Banks, by contrast, can deny their borrowers funds, or offer funds only on very unfavorable terms, if they expect more commitment to climate protection from a company.

This results in the seemingly paradoxical situation that climate-conscious investors may achieve the most when they invest in companies that have previously been known as climate sinners.

With these companies, they can reduce CO2 emissions significantly more through their intervention than with already climate-friendly companies.

However, investors should not be under the misapprehension that investments in the 'greening' of companies will automatically lead to higher returns.

This can be the case if they realize earlier than others that a company is on a climate-damaging track with its production technology, and that a quick change of course can increase earnings opportunities.

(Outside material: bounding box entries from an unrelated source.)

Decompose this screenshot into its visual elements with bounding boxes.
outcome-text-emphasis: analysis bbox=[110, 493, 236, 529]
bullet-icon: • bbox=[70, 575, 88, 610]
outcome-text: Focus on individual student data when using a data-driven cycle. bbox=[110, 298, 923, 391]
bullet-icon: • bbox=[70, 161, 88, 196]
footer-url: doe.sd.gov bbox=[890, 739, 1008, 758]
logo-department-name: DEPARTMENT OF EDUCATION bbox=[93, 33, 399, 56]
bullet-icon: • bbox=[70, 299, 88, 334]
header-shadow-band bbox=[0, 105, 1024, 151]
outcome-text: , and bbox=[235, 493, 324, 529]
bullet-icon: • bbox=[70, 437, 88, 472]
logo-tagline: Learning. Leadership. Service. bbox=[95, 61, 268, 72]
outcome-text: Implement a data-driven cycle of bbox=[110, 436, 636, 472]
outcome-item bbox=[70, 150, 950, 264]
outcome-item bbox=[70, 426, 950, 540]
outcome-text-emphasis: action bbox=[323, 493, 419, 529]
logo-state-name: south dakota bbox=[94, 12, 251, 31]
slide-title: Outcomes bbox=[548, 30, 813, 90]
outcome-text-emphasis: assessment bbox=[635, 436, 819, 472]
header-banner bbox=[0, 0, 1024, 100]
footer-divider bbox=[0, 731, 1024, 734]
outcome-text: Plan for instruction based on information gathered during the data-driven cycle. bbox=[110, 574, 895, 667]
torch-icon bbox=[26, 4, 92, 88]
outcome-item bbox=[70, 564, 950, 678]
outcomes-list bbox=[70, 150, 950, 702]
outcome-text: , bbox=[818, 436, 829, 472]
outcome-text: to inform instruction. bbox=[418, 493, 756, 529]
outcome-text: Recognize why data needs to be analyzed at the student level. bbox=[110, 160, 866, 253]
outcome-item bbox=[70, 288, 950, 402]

But this is not the rule. Investments in exclusively green asset classes deny investors the opportunity to diversify their capital as widely as possible.

Alastair Grant/AP
Extinction Rebellion activists take part in a protest against 'greenwashing' on November 3Alastair Grant/AP

What effective steps can we take?

In competition with the US and China, Europe would do well not to rejoice too soon in its current pioneering role.

Rather, Europe should seize the momentum and create the conditions for investors to actually contribute to a green shift in companies through their actions.

There are a number of good starting points for this. For example, the rules on corporate governance should be strengthened.

The tendency towards passive index investments, which has been observed for many years in all major international capital markets, should be reversed and soon, if the great importance of interventions by capital providers in the green transformation of the economy is recognized.

A thriving market for venture capital would be another key element. While Europe lags behind the US and China in many technological developments, there is an opportunity to create the next crop of climate technology 'unicorns' on the old continent through a close meshing of science and practice.

And what about European companies?

It is often said that Europe only contributes 10 percent to global CO2 emissions anyway.

But European companies could, through their innovative power, not only significantly reduce emissions caused by Europe but also become the benchmark and sought-after supplier for CO2 reductions all over the world.

This would reverse the distortion in the market values of European companies, compared to American and Chinese competitors.

The fight against climate change is too important to follow only seemingly plausible arguments. It is high time we move from a naïve to an enlightened approach to sustainable financing - in the interests of both investors and the environment.

Jörg Rocholl is the president of ESMT Berlin and deputy chairman of the Scientific Advisory Board at the German Federal Ministry of Finance.